There are pockets of Rochester where less than 60% of the population has broadband Internet access available at home, according to research from Arizona State University’s Center for Policy Informatics, making it one of the worst-ranking cities in the nation.
The lack of home online access is even more pronounced than in major struggling cities like Detroit, where the New York Times recently investigated the crucial links between employment, economic recovery, and simple broadband access.
“It’s like fighting without a sword,” Deborah Fisher, a Detroit social services coordinator, told the Times. “Broadband access is a challenge and a major factor in economic opportunity and employment here.”
While Rochester’s 5% unemployment rate is not as severe as Detroit’s 11%, the far-reaching consequences of the digital divide — which involves access to both Internet and computers as well as digital literacy — can have significant repercussions for impoverished and under-served communities in particular.
The Pew Research Center maintains that 13% of Americans only have Internet access through their smartphones, which typically have a lifespan of just two years. These smartphone-dependent populations tend to be disproportionately African-American or Latino, and almost always earn less than $30,000 per year.

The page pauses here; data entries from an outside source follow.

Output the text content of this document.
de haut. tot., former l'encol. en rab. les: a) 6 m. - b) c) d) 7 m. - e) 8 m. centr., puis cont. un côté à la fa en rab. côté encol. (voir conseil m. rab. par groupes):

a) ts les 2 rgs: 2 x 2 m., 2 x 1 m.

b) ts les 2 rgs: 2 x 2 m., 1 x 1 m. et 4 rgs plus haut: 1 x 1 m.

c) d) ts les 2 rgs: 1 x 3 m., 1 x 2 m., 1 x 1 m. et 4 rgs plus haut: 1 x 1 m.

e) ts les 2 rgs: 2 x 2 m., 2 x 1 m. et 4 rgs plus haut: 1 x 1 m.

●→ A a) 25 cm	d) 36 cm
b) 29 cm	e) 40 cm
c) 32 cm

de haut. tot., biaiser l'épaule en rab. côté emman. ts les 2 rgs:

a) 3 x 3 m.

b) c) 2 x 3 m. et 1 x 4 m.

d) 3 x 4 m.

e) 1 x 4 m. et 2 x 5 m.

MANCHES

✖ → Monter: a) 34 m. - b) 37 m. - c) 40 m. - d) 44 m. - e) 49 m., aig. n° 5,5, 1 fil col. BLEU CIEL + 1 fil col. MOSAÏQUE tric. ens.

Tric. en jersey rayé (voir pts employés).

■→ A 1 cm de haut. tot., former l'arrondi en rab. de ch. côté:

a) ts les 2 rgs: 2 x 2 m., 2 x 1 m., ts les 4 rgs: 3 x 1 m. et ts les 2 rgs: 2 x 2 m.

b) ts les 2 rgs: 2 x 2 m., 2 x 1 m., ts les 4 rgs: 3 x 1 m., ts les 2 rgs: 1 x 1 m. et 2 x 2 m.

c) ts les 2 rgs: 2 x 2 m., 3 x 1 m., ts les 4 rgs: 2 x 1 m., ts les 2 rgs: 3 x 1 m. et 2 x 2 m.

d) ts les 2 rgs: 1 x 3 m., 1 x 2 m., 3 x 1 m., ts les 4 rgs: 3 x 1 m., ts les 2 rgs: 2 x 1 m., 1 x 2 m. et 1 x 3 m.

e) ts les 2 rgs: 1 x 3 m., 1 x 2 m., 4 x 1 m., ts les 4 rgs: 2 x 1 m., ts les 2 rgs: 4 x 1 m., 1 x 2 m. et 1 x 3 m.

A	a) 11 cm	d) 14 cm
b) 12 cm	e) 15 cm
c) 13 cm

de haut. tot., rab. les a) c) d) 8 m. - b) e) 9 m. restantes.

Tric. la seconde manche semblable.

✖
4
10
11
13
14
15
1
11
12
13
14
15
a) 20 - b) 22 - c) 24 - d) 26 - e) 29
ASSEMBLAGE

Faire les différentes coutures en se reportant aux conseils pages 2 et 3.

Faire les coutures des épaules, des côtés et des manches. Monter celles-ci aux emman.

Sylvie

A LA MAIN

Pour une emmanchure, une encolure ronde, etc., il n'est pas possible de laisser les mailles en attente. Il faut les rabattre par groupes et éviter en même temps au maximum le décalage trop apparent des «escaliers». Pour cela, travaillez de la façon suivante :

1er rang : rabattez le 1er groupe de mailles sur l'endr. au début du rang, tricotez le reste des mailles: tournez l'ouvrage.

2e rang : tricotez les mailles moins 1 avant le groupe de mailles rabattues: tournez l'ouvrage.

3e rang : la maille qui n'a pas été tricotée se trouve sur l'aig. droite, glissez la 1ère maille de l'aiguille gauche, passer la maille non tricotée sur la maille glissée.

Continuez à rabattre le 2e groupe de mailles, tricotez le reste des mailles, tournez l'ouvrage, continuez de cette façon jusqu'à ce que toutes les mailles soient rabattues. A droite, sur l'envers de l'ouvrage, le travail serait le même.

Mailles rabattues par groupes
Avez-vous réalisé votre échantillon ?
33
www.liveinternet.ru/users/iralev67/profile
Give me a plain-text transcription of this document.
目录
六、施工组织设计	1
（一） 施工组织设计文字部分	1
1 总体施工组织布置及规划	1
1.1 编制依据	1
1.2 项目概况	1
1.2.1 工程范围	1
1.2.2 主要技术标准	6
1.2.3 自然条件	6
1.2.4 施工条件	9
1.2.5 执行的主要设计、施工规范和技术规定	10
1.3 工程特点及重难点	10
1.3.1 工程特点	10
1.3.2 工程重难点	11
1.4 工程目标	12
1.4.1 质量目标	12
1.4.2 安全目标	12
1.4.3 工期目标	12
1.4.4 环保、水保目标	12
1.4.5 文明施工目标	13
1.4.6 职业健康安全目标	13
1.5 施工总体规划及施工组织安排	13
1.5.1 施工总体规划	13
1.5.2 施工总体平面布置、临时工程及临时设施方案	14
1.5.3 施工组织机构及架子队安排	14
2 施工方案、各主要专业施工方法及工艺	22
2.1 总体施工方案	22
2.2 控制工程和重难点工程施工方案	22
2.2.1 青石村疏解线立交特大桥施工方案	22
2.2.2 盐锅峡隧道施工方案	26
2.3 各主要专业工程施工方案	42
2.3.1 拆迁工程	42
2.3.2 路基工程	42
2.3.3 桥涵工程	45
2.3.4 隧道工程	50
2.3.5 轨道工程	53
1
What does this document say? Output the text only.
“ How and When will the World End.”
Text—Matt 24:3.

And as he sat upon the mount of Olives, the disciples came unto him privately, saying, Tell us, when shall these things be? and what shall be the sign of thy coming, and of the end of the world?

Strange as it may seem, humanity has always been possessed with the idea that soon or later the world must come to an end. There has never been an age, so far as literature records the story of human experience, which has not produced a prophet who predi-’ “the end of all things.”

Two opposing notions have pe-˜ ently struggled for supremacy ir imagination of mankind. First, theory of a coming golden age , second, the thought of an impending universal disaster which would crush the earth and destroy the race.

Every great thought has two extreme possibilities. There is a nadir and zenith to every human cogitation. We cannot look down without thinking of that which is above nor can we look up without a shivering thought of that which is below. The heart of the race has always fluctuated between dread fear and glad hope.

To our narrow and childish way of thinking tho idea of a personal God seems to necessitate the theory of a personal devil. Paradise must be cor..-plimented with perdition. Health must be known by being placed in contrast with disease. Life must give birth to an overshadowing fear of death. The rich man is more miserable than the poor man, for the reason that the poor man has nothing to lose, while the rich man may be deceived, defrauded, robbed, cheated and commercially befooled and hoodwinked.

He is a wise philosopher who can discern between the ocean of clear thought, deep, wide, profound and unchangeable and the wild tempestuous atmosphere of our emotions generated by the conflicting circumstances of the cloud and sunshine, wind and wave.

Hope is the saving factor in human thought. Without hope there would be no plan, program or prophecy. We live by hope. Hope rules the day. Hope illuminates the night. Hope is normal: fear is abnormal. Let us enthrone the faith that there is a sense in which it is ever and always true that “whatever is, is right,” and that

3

The Catch-22 of better employment and Internet access is profound. In order to find jobs, seekers typically require Internet access on a computer to submit resumes or fill out applications. But job-seekers also need to have enough income in the first place to afford computers and a broadband Internet connection.
The gaps in Rochester and throughout the upstate region have not gone unnoticed. Last month, the Federal Communications Commission granted $168 million of Connect America Fund money to broadband expansion in New York State.
Senator Chuck Schumer said he hoped to concentrate that money upstate. “There are hundreds of communities across upstate that still don’t have basic access to broadband Internet. It’s even hard to assess how much of a hindrance lack of high-speed Internet is to these communities,” he said.
The FCC declared broadband Internet a public utility last year, putting it on par with electricity and water access.
“The Internet has now gone from a novelty to a luxury to a necessity,” Schumer said. “Everyone relies on it. We need to do our jobs, to study, to communicate. To do nearly everything. So that means reliable high-speed Internet is absolutely essential.”